In our searches of the Palenque area we also found Black-and-white Owl. This was an expected owl of this area since I had seen them here before. This can be a very bold species, especially early in the evening. Having spent the first part of our night with the Crested Owls it was late at night before we found Black-and-white Owl. Although the owls were very visible, 20 feet up in the trees, it certainly was not like I have seen these before, in either Chiapas or Costa Rica. All considered, we had found three species of owls in one evening and we left with stories to be told. It was a good night of owling.
The final owl species we found on this trip was a Mexican Wood (Mottled) Owl. Like Ridgway’s Pygmy-Owl above, Mexican Wood Owl is known to most of us as a Mottled Owl. It also has been split from a South American owl that retained the common name.

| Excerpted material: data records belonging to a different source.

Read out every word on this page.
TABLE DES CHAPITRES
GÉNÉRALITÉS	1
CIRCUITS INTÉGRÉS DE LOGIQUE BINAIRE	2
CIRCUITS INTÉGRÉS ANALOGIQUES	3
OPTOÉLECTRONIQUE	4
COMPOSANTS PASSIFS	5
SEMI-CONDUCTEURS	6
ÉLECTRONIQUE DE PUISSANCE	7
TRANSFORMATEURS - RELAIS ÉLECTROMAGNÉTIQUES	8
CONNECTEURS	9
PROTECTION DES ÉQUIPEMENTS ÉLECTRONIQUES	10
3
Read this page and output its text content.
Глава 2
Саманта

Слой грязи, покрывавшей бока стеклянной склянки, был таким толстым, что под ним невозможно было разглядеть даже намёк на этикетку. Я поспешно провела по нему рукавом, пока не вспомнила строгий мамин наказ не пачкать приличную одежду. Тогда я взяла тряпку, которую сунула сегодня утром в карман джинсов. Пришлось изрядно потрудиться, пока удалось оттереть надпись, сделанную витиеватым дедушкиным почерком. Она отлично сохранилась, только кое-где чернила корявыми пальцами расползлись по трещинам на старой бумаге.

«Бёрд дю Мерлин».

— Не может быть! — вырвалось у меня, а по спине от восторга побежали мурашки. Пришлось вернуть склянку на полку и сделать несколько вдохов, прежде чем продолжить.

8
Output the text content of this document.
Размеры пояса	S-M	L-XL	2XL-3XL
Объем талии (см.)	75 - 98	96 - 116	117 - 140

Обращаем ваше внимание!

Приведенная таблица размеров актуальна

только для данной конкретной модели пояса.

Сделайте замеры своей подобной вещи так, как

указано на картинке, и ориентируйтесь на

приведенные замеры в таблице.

Above Arriaga we had gone into the El Ocote forest to see if we could also find the endangered Nava’s Wren (which we did). As night fell, several Mexican Wood Owls were present. There are two major color forms of Mexican Wood Owl. The lighter northern race and the darker southern race. The owls of this area were all the darker southern form. Some of the individuals were exceptionally dark in color that I thought was very interesting.
Our trip into Chiapas was by most measures fairly safe with only a few minor run-ins with the locals. Alberto, our guide, was a major factor in both finding what we went there for and in keeping the trip as safe as possible. His local knowledge, a command of the language, customs, and people was a major asset to us.
Chiapas itself is a bittersweet destination. The wildlife is exceptional and we hope that the future will somehow protect the life that is there, both people and nature. The protections of our home (earth) are so important. It’s a bit like your car running out of oil and deciding you’ll try to drive it for just a couple hundred miles more. Once we destroy wildlife it is gone, forever. We are in the process of making earth into a desert, for reasons that are crazy. Mankind must find a balance with nature. The owls are a major part of the balance of nature. The nighttime predator base subsequently keeps the daytime healthy. It is so easy to destroy that which is hidden at night. We know better in our world of information.